Sebagaimana batas-batas hukum alam dipisahkan dari Tuhan, demikian pula batas-batas keegoisannya yang memisahkan diri darinya. Ini seperti seorang ayah yang memberikan kepada putranya sejumlah warisan dalam batas yang dia bebas untuk melakukan apa yang dia suka. Meskipun itu tetap menjadi bagian dari harta milik sang ayah, namun ia membebaskannya dari operasi atas kemauannya sendiri.

Jadi kasih Tuhan yang darinya diri kita telah terbentuk membuatnya terpisah dari Tuhan; dan kasih Tuhanlah yang sekali lagi membangun rekonsiliasi dan menyatukan Tuhan dengan diri kita melalui pemisahan. Itulah mengapa diri kita harus melalui reinkarnasi dan pembaharuan tanpa akhir.

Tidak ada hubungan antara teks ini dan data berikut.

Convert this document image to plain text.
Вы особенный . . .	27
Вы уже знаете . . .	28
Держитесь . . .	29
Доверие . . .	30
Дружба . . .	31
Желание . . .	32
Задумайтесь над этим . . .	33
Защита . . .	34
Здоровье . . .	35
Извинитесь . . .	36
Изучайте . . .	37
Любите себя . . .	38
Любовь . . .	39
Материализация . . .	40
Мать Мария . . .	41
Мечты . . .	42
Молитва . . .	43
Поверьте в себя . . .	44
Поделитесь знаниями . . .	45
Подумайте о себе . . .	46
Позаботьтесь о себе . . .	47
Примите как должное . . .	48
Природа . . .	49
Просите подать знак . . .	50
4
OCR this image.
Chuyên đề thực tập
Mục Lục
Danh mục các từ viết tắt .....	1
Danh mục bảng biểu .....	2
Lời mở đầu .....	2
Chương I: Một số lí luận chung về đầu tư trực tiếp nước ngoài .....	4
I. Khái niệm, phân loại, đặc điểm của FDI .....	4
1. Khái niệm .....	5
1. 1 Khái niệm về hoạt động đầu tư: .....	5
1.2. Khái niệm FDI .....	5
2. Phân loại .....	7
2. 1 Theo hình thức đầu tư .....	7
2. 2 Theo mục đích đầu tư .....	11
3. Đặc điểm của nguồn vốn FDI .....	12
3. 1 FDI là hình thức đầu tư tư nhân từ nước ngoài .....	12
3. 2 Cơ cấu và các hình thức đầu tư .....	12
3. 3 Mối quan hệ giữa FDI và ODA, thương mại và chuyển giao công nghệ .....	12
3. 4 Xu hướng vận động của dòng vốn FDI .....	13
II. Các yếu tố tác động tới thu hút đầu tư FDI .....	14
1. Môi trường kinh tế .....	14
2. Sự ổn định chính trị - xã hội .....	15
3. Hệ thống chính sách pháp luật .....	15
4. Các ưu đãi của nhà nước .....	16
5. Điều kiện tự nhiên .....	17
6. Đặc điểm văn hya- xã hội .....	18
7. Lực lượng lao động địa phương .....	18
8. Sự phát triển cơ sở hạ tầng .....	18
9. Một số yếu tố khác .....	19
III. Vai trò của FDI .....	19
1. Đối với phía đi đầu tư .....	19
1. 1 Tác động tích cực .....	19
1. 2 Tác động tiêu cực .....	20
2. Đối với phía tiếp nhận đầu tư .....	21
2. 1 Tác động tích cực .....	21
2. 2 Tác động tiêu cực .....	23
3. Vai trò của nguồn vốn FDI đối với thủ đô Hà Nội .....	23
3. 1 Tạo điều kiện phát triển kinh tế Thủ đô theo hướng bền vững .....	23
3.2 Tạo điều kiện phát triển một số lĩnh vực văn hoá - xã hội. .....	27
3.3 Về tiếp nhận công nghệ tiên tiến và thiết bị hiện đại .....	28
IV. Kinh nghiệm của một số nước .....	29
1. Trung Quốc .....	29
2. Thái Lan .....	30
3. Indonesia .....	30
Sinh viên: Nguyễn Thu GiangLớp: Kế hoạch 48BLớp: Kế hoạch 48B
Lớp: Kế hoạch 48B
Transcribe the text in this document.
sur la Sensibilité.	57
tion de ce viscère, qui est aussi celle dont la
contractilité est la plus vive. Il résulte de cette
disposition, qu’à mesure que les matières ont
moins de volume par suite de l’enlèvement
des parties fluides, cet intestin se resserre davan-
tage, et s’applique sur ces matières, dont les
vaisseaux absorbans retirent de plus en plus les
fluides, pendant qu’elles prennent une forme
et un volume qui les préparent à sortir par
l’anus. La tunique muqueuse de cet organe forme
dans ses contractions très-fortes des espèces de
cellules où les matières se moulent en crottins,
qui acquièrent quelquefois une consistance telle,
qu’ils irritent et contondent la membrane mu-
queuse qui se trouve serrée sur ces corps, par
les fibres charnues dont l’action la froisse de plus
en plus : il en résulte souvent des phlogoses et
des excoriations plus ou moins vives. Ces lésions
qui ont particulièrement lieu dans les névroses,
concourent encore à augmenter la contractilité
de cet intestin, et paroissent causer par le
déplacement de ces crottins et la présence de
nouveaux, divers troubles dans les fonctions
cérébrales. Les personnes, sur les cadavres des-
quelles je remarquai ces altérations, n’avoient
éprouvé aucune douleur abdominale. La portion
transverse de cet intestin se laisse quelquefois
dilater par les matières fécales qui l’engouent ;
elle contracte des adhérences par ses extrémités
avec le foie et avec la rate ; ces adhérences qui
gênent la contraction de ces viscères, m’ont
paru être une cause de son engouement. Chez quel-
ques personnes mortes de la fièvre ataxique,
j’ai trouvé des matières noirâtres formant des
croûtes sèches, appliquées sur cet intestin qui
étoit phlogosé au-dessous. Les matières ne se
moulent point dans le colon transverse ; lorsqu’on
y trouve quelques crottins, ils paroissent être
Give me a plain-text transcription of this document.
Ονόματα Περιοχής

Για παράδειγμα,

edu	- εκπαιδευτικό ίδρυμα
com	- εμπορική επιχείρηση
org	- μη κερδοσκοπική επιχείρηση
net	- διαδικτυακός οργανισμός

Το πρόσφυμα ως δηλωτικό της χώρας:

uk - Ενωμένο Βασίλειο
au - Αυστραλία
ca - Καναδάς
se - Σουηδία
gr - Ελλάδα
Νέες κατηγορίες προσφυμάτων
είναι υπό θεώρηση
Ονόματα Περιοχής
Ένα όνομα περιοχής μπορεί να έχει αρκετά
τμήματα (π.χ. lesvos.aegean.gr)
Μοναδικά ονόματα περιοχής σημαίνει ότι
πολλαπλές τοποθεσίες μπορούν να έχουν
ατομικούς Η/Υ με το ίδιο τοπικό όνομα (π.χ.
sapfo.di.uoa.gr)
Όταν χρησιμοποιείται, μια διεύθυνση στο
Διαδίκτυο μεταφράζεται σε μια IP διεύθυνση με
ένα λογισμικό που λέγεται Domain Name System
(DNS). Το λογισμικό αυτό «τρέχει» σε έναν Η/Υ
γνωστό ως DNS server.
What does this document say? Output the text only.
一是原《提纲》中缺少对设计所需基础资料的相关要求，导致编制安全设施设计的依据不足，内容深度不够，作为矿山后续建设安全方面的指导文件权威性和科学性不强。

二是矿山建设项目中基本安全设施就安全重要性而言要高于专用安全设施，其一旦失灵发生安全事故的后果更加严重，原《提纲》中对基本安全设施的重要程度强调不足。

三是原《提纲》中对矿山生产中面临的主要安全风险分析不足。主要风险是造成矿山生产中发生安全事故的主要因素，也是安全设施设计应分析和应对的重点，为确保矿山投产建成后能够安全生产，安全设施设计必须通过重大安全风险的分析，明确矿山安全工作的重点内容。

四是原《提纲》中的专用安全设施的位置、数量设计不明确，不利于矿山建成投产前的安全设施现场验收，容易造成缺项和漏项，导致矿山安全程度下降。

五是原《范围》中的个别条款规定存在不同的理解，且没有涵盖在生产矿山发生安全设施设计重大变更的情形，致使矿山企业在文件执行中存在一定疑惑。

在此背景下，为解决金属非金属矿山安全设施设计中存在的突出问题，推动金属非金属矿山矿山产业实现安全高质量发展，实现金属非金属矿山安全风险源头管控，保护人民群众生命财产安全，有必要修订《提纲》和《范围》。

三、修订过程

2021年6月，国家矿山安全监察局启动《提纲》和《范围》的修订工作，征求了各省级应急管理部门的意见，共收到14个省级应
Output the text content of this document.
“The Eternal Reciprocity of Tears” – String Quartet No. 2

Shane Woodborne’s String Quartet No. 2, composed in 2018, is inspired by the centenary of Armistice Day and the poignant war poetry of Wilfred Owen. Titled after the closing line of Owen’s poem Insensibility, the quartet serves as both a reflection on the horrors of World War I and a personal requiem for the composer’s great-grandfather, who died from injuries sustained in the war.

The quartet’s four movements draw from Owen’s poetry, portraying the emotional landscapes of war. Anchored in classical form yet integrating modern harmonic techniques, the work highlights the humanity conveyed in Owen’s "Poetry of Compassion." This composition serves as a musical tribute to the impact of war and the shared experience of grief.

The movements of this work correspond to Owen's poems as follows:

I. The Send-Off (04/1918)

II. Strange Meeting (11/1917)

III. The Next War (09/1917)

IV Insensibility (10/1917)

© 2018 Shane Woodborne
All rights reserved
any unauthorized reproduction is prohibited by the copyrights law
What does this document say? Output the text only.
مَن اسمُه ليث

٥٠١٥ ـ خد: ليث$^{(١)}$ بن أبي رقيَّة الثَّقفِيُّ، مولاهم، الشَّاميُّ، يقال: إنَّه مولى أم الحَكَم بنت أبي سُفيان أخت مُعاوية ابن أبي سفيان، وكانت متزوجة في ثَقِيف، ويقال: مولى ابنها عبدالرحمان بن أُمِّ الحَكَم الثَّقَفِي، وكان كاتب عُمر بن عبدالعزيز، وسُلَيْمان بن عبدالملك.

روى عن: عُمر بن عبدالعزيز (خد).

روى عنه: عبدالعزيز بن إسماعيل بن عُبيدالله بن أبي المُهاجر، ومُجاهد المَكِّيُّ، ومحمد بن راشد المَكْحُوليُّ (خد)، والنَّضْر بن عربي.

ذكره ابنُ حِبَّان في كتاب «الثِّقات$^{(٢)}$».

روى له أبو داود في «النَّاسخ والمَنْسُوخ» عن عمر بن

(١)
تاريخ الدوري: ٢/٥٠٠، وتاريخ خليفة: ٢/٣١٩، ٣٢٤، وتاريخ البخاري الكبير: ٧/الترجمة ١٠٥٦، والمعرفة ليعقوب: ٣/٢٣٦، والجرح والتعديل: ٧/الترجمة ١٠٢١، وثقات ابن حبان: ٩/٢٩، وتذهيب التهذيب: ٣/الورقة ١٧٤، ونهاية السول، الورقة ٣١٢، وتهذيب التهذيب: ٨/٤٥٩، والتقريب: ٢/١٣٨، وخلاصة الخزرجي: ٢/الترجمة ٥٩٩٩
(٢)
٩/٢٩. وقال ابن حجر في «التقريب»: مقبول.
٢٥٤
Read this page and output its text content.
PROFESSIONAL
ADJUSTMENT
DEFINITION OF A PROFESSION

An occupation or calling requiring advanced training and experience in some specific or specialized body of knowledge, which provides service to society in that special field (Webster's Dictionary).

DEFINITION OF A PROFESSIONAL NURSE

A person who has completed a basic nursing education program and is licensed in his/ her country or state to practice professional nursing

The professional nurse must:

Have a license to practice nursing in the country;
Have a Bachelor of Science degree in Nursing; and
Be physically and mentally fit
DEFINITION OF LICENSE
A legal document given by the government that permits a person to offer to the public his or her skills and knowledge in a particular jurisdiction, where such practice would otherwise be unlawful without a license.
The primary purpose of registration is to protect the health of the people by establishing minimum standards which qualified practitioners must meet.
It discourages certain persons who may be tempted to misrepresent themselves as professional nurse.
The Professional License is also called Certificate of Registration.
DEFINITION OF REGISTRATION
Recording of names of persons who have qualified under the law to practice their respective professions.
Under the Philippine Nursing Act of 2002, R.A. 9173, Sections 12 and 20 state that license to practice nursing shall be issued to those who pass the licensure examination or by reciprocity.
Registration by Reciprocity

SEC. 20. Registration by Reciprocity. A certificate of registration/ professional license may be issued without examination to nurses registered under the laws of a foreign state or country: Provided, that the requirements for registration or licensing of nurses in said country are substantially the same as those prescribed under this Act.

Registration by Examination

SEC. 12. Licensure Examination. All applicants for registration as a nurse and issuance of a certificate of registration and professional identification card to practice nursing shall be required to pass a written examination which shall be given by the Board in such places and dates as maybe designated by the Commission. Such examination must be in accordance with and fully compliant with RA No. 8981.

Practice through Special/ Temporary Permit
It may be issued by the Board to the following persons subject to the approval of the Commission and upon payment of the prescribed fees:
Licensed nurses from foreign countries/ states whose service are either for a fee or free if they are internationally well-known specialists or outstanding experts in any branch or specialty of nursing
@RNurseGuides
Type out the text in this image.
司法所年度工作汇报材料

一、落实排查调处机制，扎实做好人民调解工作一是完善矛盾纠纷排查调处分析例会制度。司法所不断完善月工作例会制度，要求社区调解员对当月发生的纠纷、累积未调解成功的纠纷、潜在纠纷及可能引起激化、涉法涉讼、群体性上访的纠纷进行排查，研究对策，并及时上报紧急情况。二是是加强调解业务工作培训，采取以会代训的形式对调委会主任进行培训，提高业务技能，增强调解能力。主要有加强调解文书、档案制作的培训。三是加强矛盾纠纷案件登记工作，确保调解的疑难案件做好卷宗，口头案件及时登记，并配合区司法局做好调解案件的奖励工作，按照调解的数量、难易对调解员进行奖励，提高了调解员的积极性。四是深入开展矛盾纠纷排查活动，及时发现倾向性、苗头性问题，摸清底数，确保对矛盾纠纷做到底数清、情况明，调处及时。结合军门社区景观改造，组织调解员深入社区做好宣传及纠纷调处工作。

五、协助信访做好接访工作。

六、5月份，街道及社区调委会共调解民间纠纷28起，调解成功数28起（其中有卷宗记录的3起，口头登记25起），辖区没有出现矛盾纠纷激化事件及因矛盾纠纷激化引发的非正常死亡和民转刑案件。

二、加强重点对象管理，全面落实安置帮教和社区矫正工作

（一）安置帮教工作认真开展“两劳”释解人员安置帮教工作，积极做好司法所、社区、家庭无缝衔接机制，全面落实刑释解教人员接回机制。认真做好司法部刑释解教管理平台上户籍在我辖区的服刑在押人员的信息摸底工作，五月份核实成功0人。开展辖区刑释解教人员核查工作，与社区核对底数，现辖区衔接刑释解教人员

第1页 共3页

Keterpisahan adalah keterbatasan di mana ia menemukan penghalang untuk kembali lagi dan lagi ke sumbernya yang tak terbatas. Diri kita tidak henti-hentinya berulang kali melepaskan batasnya dalam pelupaan dan kematian, untuk mewujudkan yang abadi.

Hidup kita, seperti sungai, menabrak tepiannya bukan untuk mendapati dirinya tertutup olehnya, tetapi untuk menyadari kembali setiap saat bahwa ia memiliki bukaan tanpa akhir ke arah laut.  Dinding batas individualitas kita mendorong kita kembali ke dalam batas kita, di satu sisi, dan dengan demikian menuntun kita, di sisi lain menuju yang tidak terbatas. Hanya ketika kita mencoba untuk membuat batas-batas ini menjadi tak terbatas, kita diluncurkan ke dalam kontradiksi yang mustahil dari kegagalan yang menyedihkan.

Ini adalah akhir dari diri kita untuk mencari persatuan itu. Kita harus menundukkan kepala dalam cinta dan kelembutan dan mengambil pendirian di tempat untuk dapat semua bertemu menjadi satru kesatuan di dalam Yang Esa.